If I get just the first field only, it works, but when including the other fields it fails with "Method 'Open' of Object'_recordset' failed"

I can't change the source data so fields don't have a period in the middle of the name.....any thoughts?

CreganTur
04-02-2009, 01:23 PM
Whenever you have field names with illegal characters (spaces and symbols), you must wrap the field name with brackets. Adjust your SQL to this:

SQLStr1 = " SELECT samplingTimeSeconds, [write-io.average-bytes], [write-io.deviation-bytes] " & _
" FROM [" & Filename & "]"


To SQL, periods are an indication of Table.Field relationships.
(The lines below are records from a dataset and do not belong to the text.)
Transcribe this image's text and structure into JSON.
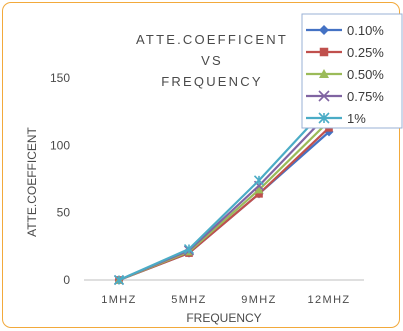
{
  "chart_data": {
    "type": "line",
    "title_lines": [
      "ATTE.COEFFICENT",
      "VS",
      "FREQUENCY"
    ],
    "xlabel": "FREQUENCY",
    "ylabel": "ATTE.COEFFICENT",
    "categories": [
      "1MHZ",
      "5MHZ",
      "9MHZ",
      "12MHZ"
    ],
    "ylim": [
      0,
      150
    ],
    "yticks": [
      0,
      50,
      100,
      150
    ],
    "grid": false,
    "legend_position": "top-right",
    "series": [
      {
        "name": "0.10%",
        "color": "#4472c4",
        "marker": "diamond",
        "values": [
          0,
          20,
          64,
          110
        ]
      },
      {
        "name": "0.25%",
        "color": "#c0504d",
        "marker": "square",
        "values": [
          0,
          20,
          64,
          113
        ]
      },
      {
        "name": "0.50%",
        "color": "#9bbb59",
        "marker": "triangle",
        "values": [
          0,
          21,
          67,
          118
        ]
      },
      {
        "name": "0.75%",
        "color": "#8064a2",
        "marker": "x",
        "values": [
          0,
          22,
          70,
          124
        ]
      },
      {
        "name": "1%",
        "color": "#4bacc6",
        "marker": "star",
        "values": [
          0,
          23,
          74,
          130
        ]
      }
    ]
  }
}
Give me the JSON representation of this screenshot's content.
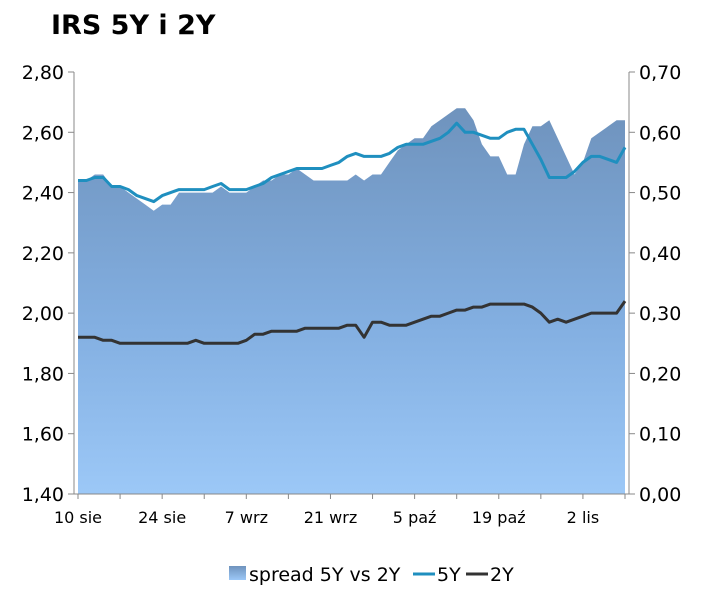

It expects the name to the left of the period to be a valid table name, and what is on the right to be a valid field name. That's why it was failing.

nsaint
04-02-2009, 01:45 PM
I tried what you have just given me and I received an error;
"Invalid bracketing of name [write-io.average-bytes]"

nsaint
04-02-2009, 01:53 PM
I also get errors when one of the fields are empty.

attached are the sample file and worksheet I am working from.

Remove the first line of the csv file. Unless I can specify the headers are on the second line.

CreganTur
04-03-2009, 05:13 AM
I tried what you have just given me and I received an error;
"Invalid bracketing of name [write-io.average-bytes]"

Okay, then ADO can't get past the fact that it thinks the period is defining a Table.Field Relationship.

nsaint
04-03-2009, 05:28 AM
That's too bad...this was so close to providing me with what I needed to do. Is there no other way to form the Select....and From statement to account for this?

If I have to start back at square one, any suggestions?